To compare maternal and fetal outcomes of dystocia managed surgically and nonsurgically at referral hospitals (RHs) versus community medicine clinics (CMCs), determine the rate of C-section, and evaluate the incidence of hypoglycemia and hypocalcemia in bitches presented with dystocia.

ANIMALS

Bitches presented with dystocia at 2 RHs and 2 CMCs.

METHODS

Information on signalment, presence of hypoglycemia and/or hypocalcemia, diagnostic imaging performed, nonsurgical and surgical interventions performed, maternal and fetal outcomes, and total cost of care was obtained from the electronic medical records of bitches presenting for dystocia between October 2015 and October 2020. Descriptive statistics were performed and outcome compared between RHs and CMCs using a Fisher exact test, with a P < .05 considered significant.

RESULTS

230 bitches were evaluated with 243 separate episodes of dystocia, with 183 (75%) episodes treated at an RH and 60 (25%) at a CMC. There was a low incidence of hypoglycemia (5% [9/178]) and ionized hypocalcemia (1% [2/164]).

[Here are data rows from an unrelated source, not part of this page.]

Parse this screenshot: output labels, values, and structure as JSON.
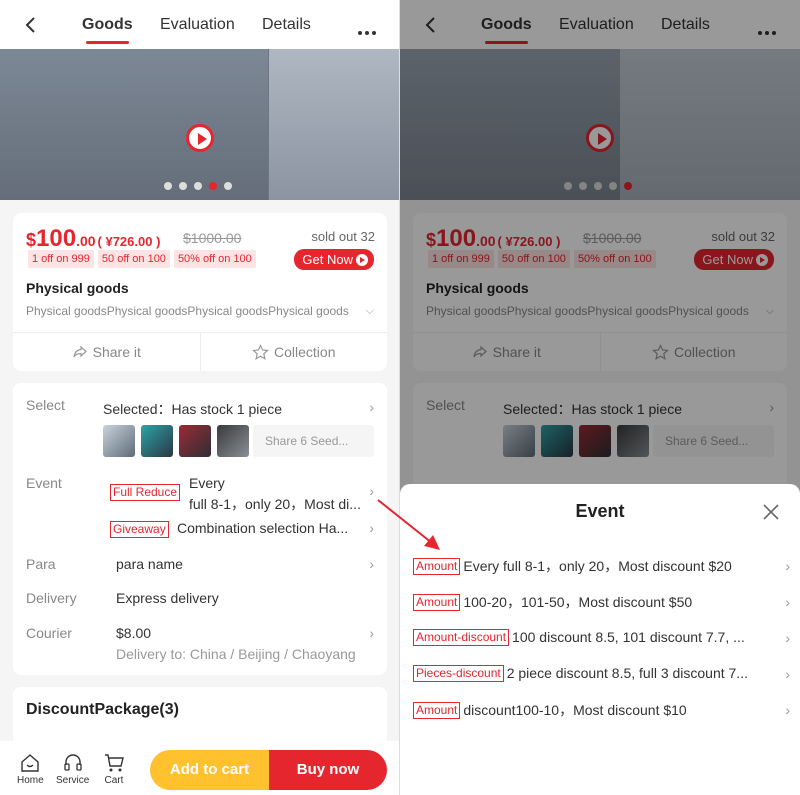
{
  "colors": {
    "accent": "#e5262f",
    "cart": "#ffc12e"
  },
  "nav": {
    "tabs": [
      "Goods",
      "Evaluation",
      "Details"
    ]
  },
  "product": {
    "currency": "$",
    "price_int": "100",
    "price_dec": ".00",
    "price_rmb": "( ¥726.00 )",
    "orig_price": "$1000.00",
    "sold": "sold out 32",
    "tags": [
      "1 off on 999",
      "50 off on 100",
      "50% off on 100"
    ],
    "get_now": "Get Now",
    "name": "Physical goods",
    "desc": "Physical goodsPhysical goodsPhysical goodsPhysical goods",
    "share": "Share it",
    "collection": "Collection"
  },
  "options": {
    "select_label": "Select",
    "selected": "Selected：Has stock   1  piece",
    "share_seed": "Share 6 Seed...",
    "event_label": "Event",
    "event1_tag": "Full Reduce",
    "event1_line1": "Every",
    "event1_line2": "full 8-1，only 20，Most di...",
    "event2_tag": "Giveaway",
    "event2_text": "Combination selection    Ha...",
    "para_label": "Para",
    "para_value": "para name",
    "delivery_label": "Delivery",
    "delivery_value": "Express delivery",
    "courier_label": "Courier",
    "courier_value": "$8.00",
    "courier_sub": "Delivery to: China / Beijing / Chaoyang"
  },
  "package": {
    "title": "DiscountPackage(3)"
  },
  "bottom": {
    "home": "Home",
    "service": "Service",
    "cart": "Cart",
    "add_cart": "Add to cart",
    "buy_now": "Buy now"
  },
  "sheet": {
    "title": "Event",
    "items": [
      {
        "tag": "Amount",
        "text": "Every full 8-1，only 20，Most discount $20"
      },
      {
        "tag": "Amount",
        "text": "100-20，101-50，Most discount $50"
      },
      {
        "tag": "Amount-discount",
        "text": "100 discount 8.5, 101 discount 7.7, ..."
      },
      {
        "tag": "Pieces-discount",
        "text": "2 piece discount 8.5, full 3 discount 7..."
      },
      {
        "tag": "Amount",
        "text": "discount100-10，Most discount $10"
      }
    ]
  }
}
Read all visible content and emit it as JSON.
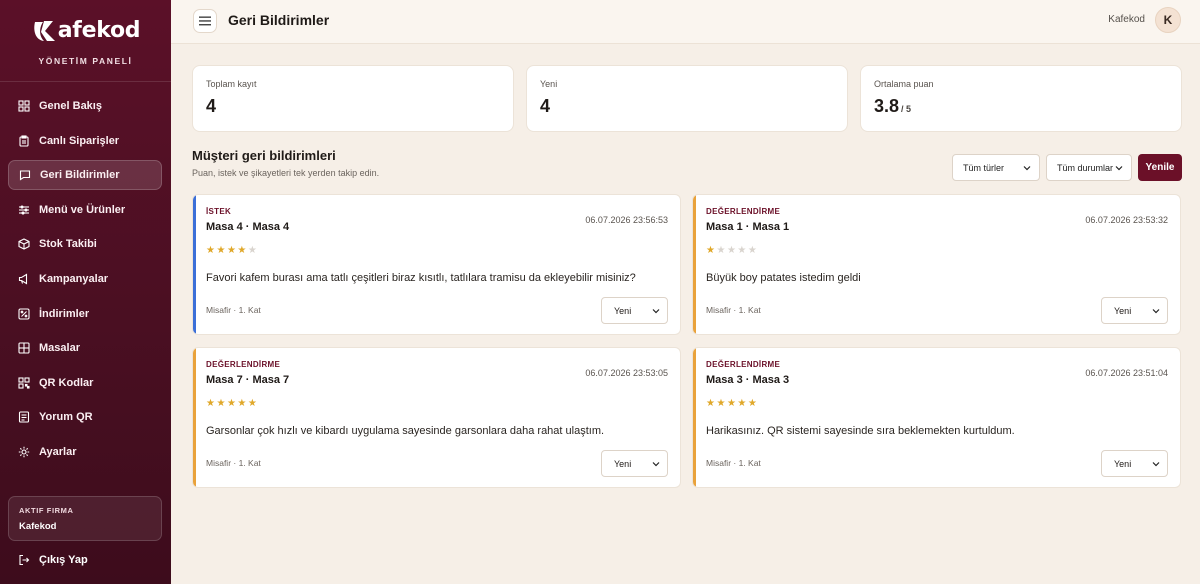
{
  "sidebar": {
    "brand": "afekod",
    "subtitle": "YÖNETİM PANELİ",
    "items": [
      {
        "label": "Genel Bakış",
        "icon": "grid-icon",
        "active": false
      },
      {
        "label": "Canlı Siparişler",
        "icon": "clipboard-icon",
        "active": false
      },
      {
        "label": "Geri Bildirimler",
        "icon": "message-icon",
        "active": true
      },
      {
        "label": "Menü ve Ürünler",
        "icon": "sliders-icon",
        "active": false
      },
      {
        "label": "Stok Takibi",
        "icon": "box-icon",
        "active": false
      },
      {
        "label": "Kampanyalar",
        "icon": "megaphone-icon",
        "active": false
      },
      {
        "label": "İndirimler",
        "icon": "discount-icon",
        "active": false
      },
      {
        "label": "Masalar",
        "icon": "table-icon",
        "active": false
      },
      {
        "label": "QR Kodlar",
        "icon": "qr-icon",
        "active": false
      },
      {
        "label": "Yorum QR",
        "icon": "comment-qr-icon",
        "active": false
      },
      {
        "label": "Ayarlar",
        "icon": "gear-icon",
        "active": false
      }
    ],
    "company_label": "AKTIF FIRMA",
    "company_name": "Kafekod",
    "logout": "Çıkış Yap"
  },
  "topbar": {
    "title": "Geri Bildirimler",
    "user": "Kafekod",
    "avatar": "K"
  },
  "stats": [
    {
      "label": "Toplam kayıt",
      "value": "4",
      "suffix": ""
    },
    {
      "label": "Yeni",
      "value": "4",
      "suffix": ""
    },
    {
      "label": "Ortalama puan",
      "value": "3.8",
      "suffix": "/ 5"
    }
  ],
  "section": {
    "title": "Müşteri geri bildirimleri",
    "subtitle": "Puan, istek ve şikayetleri tek yerden takip edin.",
    "filter_types": "Tüm türler",
    "filter_status": "Tüm durumlar",
    "refresh": "Yenile"
  },
  "cards": [
    {
      "type": "İSTEK",
      "title": "Masa 4 · Masa 4",
      "date": "06.07.2026 23:56:53",
      "rating": 4,
      "text": "Favori kafem burası ama tatlı çeşitleri biraz kısıtlı, tatlılara tramisu da ekleyebilir misiniz?",
      "meta": "Misafir · 1. Kat",
      "status": "Yeni",
      "accent": "#3b6fd8"
    },
    {
      "type": "DEĞERLENDİRME",
      "title": "Masa 1 · Masa 1",
      "date": "06.07.2026 23:53:32",
      "rating": 1,
      "text": "Büyük boy patates istedim geldi",
      "meta": "Misafir · 1. Kat",
      "status": "Yeni",
      "accent": "#e9a23b"
    },
    {
      "type": "DEĞERLENDİRME",
      "title": "Masa 7 · Masa 7",
      "date": "06.07.2026 23:53:05",
      "rating": 5,
      "text": "Garsonlar çok hızlı ve kibardı uygulama sayesinde garsonlara daha rahat ulaştım.",
      "meta": "Misafir · 1. Kat",
      "status": "Yeni",
      "accent": "#e9a23b"
    },
    {
      "type": "DEĞERLENDİRME",
      "title": "Masa 3 · Masa 3",
      "date": "06.07.2026 23:51:04",
      "rating": 5,
      "text": "Harikasınız. QR sistemi sayesinde sıra beklemekten kurtuldum.",
      "meta": "Misafir · 1. Kat",
      "status": "Yeni",
      "accent": "#e9a23b"
    }
  ]
}
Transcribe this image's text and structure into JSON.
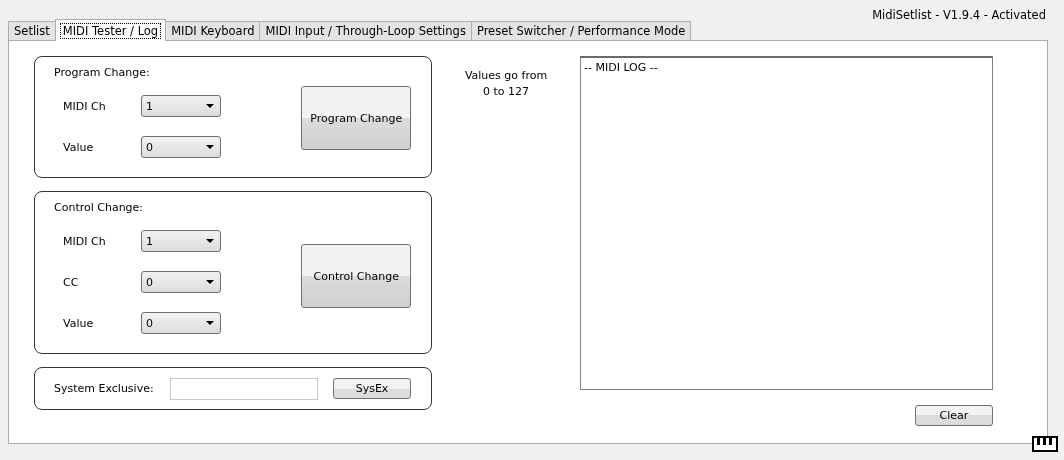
{
  "window": {
    "title": "MidiSetlist - V1.9.4 - Activated"
  },
  "tabs": [
    {
      "label": "Setlist",
      "selected": false
    },
    {
      "label": "MIDI Tester / Log",
      "selected": true
    },
    {
      "label": "MIDI Keyboard",
      "selected": false
    },
    {
      "label": "MIDI Input / Through-Loop Settings",
      "selected": false
    },
    {
      "label": "Preset Switcher / Performance Mode",
      "selected": false
    }
  ],
  "groups": [
    {
      "title": "Program Change:",
      "fields": [
        {
          "label": "MIDI Ch",
          "value": "1"
        },
        {
          "label": "Value",
          "value": "0"
        }
      ],
      "button": "Program Change"
    },
    {
      "title": "Control Change:",
      "fields": [
        {
          "label": "MIDI Ch",
          "value": "1"
        },
        {
          "label": "CC",
          "value": "0"
        },
        {
          "label": "Value",
          "value": "0"
        }
      ],
      "button": "Control Change"
    }
  ],
  "sysex": {
    "label": "System Exclusive:",
    "button": "SysEx"
  },
  "hint": [
    "Values go from",
    "0 to 127"
  ],
  "log": {
    "text": "-- MIDI LOG --"
  },
  "clear_button": "Clear"
}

Seventy-three percent (177/243) of bitches underwent surgical intervention, 25% (61/243) received nonsurgical management, and 2% (5/243) transferred to their primary veterinarian. There was no difference in survival for bitches operated at an RH compared with a CMC. However, bitches operated at an RH were more likely (P = .04) to be discharged with at least 1 live neonate.

CLINICAL RELEVANCE

In bitches diagnosed with dystocia, hypoglycemia and hypocalcemia were rare. The majority of bitches underwent a C-section. The setting where the C-section was performed did not impact maternal survival.